Let me also say at once that Maestro Mottadelli has worked wonders with the orchestra: powerful brass, silken strings – the orchestral music before Ave Maria is truly stunning – and elsewhere he charges the music with such intensity and punch that Toscanini probably applauded in his Heaven. Rather brisk tempos, Toscanini-like, in the drinking scene for instance, which swings furiously. But the intensity is just as taut in the more intimate scenes and Iago’s scheming becomes even more intimidating through his restraint and genial innocence – a true wolf in sheep’s clothing. The gradual breaking down of Otello’s self-confidence is so satanically depicted – until he, before the public in the third act, denounces Desdemona. The tension is maintained throughout the performance and not even the soft postlude to Ave Maria followed by a general pause tempts the audience to a round of applause.

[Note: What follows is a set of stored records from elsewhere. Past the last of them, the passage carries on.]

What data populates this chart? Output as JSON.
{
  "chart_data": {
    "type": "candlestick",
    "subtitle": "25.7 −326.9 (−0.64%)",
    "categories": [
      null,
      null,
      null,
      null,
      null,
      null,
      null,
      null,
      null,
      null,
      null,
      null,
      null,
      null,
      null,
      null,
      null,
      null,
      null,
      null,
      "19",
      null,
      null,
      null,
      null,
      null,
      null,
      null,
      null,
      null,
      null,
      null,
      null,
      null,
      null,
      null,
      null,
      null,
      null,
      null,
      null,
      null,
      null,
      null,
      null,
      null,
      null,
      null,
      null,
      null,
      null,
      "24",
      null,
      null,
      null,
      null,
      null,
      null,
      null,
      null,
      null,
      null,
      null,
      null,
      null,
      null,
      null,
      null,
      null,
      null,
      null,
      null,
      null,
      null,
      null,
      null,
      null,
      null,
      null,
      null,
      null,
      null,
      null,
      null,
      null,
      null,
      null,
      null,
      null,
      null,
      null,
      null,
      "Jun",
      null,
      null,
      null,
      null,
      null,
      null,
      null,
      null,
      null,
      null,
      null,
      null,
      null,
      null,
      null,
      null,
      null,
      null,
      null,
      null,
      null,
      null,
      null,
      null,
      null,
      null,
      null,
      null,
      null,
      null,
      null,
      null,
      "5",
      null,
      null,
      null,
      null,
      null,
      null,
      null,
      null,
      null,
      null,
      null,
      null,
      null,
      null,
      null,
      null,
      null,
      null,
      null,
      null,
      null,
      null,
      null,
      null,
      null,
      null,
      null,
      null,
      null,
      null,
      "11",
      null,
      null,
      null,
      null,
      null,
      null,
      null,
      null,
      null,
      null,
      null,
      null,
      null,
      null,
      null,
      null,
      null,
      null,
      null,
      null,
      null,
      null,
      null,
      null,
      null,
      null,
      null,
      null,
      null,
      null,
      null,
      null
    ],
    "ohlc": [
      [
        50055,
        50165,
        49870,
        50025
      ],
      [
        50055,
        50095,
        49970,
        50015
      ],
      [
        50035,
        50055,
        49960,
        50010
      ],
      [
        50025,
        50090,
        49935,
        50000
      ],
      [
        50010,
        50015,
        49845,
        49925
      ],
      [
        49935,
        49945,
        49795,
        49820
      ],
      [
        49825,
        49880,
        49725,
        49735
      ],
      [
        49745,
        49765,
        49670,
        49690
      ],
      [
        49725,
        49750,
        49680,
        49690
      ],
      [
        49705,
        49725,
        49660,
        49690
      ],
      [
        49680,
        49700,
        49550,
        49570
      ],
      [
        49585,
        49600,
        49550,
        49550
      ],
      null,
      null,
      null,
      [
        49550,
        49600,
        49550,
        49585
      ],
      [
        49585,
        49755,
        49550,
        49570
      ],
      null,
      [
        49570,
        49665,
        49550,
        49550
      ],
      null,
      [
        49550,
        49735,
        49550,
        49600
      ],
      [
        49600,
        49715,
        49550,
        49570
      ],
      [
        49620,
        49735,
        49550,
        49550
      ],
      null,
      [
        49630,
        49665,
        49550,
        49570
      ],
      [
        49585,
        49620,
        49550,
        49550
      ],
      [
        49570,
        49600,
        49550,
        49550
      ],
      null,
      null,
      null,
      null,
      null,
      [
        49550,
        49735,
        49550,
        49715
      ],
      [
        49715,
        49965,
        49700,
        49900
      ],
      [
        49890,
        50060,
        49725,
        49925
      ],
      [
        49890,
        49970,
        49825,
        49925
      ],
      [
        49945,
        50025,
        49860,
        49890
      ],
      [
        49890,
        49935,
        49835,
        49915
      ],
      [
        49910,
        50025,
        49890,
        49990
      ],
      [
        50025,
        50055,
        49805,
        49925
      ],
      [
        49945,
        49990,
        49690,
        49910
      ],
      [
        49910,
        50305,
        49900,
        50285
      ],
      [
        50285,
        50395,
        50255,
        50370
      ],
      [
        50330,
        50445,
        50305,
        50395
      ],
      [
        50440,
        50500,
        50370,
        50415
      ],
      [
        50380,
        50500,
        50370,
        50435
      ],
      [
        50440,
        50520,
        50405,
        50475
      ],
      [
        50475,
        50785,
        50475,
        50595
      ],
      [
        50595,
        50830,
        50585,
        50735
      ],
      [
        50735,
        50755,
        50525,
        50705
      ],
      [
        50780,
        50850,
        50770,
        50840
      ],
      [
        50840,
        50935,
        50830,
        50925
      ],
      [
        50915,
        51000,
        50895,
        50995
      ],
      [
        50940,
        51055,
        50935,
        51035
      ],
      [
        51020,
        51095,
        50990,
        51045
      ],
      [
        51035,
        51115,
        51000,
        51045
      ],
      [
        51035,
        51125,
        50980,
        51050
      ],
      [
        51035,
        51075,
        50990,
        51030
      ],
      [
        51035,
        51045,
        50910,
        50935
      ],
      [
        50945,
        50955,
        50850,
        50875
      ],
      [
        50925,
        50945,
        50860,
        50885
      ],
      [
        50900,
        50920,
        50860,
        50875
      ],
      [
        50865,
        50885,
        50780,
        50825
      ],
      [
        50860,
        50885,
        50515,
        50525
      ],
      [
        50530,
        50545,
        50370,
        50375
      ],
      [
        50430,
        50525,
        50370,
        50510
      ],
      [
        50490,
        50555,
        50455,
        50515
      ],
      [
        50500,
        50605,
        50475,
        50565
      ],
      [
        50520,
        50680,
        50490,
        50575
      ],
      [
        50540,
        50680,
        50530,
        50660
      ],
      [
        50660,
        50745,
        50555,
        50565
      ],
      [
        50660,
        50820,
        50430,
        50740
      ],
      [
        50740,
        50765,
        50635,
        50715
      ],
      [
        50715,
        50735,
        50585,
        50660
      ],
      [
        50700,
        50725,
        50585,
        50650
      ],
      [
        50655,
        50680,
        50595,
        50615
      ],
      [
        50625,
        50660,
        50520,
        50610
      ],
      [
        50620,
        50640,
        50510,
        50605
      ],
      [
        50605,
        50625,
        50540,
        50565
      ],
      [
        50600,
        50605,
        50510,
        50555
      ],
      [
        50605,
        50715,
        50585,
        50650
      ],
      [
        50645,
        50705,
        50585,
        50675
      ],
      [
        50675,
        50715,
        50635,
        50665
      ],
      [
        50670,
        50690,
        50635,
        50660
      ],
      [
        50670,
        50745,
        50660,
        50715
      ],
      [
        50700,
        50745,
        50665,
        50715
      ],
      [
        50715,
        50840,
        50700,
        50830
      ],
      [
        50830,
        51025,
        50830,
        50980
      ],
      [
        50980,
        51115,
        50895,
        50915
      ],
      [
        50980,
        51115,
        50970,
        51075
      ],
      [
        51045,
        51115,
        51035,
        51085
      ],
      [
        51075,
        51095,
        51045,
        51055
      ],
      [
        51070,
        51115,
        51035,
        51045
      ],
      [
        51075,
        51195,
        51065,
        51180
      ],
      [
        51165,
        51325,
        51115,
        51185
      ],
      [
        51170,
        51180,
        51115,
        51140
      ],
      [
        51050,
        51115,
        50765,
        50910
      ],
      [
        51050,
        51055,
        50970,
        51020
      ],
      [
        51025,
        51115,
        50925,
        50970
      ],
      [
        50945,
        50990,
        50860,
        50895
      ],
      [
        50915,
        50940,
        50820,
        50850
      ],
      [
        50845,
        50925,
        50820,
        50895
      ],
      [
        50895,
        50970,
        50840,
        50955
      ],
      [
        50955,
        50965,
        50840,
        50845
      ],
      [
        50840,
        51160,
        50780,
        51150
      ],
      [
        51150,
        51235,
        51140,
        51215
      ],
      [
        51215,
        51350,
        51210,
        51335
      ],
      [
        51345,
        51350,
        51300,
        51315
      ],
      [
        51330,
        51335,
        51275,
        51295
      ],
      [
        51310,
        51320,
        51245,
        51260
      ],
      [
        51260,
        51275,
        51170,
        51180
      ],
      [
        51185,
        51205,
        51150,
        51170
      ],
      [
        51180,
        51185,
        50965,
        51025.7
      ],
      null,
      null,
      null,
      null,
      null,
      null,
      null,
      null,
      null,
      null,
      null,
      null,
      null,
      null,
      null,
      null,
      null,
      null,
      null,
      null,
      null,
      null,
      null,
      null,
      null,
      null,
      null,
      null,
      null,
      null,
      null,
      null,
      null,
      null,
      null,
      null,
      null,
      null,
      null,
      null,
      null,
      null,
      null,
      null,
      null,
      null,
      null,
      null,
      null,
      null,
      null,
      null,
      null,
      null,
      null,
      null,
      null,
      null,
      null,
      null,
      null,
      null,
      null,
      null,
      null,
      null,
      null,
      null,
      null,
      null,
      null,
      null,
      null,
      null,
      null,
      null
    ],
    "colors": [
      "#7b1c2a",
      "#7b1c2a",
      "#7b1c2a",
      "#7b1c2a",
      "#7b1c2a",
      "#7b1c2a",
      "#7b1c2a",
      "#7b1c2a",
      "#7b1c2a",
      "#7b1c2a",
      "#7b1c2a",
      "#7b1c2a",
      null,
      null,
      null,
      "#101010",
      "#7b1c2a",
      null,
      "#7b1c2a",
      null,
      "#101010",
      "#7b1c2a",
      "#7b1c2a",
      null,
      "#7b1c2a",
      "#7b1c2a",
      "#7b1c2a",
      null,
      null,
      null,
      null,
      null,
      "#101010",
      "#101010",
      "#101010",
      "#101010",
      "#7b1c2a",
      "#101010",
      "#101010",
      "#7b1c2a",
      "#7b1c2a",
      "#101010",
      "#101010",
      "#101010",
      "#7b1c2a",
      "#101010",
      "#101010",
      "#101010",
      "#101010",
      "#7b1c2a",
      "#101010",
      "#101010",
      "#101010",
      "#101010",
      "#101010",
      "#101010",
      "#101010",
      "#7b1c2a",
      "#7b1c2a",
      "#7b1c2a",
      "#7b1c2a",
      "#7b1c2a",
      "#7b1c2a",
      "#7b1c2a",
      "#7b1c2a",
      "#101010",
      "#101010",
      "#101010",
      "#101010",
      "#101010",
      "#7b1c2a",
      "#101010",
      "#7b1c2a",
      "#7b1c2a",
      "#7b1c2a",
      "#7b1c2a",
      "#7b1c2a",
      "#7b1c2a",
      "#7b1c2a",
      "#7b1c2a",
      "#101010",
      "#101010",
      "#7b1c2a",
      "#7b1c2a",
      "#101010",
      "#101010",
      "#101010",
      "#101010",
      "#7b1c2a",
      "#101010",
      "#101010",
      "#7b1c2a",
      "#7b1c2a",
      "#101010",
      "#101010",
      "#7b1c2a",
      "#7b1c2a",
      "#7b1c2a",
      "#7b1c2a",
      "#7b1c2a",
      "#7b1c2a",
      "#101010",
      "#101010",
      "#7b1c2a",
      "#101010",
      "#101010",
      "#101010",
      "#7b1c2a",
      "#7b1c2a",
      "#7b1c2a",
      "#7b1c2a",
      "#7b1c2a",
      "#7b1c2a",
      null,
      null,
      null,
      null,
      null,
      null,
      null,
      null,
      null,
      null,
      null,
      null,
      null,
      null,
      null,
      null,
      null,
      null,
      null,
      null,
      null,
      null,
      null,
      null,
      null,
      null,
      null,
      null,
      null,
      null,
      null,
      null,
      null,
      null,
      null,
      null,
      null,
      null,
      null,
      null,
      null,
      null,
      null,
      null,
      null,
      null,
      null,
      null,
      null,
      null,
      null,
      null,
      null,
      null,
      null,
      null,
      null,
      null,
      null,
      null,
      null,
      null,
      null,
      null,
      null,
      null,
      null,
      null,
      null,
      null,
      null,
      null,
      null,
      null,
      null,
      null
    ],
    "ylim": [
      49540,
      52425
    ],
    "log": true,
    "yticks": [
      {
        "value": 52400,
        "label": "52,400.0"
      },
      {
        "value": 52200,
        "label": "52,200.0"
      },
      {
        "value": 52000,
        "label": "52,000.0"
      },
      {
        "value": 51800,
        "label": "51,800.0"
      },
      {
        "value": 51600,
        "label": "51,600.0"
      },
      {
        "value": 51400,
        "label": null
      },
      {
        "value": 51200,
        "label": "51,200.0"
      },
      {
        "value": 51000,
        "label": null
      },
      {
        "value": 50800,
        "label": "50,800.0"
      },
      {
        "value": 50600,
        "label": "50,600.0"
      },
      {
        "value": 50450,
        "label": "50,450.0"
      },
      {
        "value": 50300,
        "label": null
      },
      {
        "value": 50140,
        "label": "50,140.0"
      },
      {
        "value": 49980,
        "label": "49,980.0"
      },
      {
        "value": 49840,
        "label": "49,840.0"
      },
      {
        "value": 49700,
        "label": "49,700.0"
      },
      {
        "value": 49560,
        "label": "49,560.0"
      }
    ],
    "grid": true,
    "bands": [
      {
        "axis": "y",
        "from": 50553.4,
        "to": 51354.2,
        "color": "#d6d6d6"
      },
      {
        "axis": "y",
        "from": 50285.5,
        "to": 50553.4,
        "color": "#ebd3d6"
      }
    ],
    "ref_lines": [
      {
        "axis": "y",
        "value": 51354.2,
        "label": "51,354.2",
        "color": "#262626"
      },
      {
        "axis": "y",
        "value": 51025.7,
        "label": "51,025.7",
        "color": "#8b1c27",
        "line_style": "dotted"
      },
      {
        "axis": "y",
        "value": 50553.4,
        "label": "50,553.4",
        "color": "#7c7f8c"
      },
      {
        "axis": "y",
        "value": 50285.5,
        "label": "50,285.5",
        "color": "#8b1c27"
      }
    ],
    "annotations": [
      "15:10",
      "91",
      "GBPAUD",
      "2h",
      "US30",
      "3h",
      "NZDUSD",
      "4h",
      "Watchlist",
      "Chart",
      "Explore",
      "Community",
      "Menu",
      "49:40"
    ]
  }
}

And this would have been well deserved, since Charlotta Larsson sings it so beautifully and touching. She was a gorgeous Aida and splendid Giorgetta in Il tabarro some years ago but her Desdemona surpasses both those impersonations. This Desdemona is gentle, warm and caring, the emblem of an angel. Her hot-tempered husband – no Moor make-up here! – the Slovak tenor Michal Lehotsky has the required stamina for the role as well as the steel in his voice to make the dramatic outbursts ride the orchestra, but he has a gentler side too, and though I wish he would scale down more in the big love duet in act I, he is at his most nuanced and expressive in Niun mi tema, which is the natural climax in this sad tale. Norwegian baritone Ole Jörgen Kristiansen is also an old acquaintance, having been both Amonasro and Rigoletto at Skäret. His Iago is another crowning glory and his two famous solos, the Credo – without the nasty laughter at the end, making it even more frightening – and the softly insinuating Era la notte, are masterly psychological portraits.

The fourth key character, Cassio, is elegantly played by Greek tenor Alex Tsilogiannis, a splendid actor (he is even credited in the programme as fight instructor) and his lean bright voice is most attractive. The sonorous Lithuanian bass Tadas Girininkas makes much of little as Lodovico. Good comprimarios also in Anna-Kajsa Holmberg’s Emilia, Karl Rombo’s pathetic Roderigo and Kalle Lindén’s Montano.

There is a second team of principal actors that I haven’t seen but from what I have seen and heard of the premiere team I can unhesitatingly declare that this Otello is the strongest production at Skäret so far.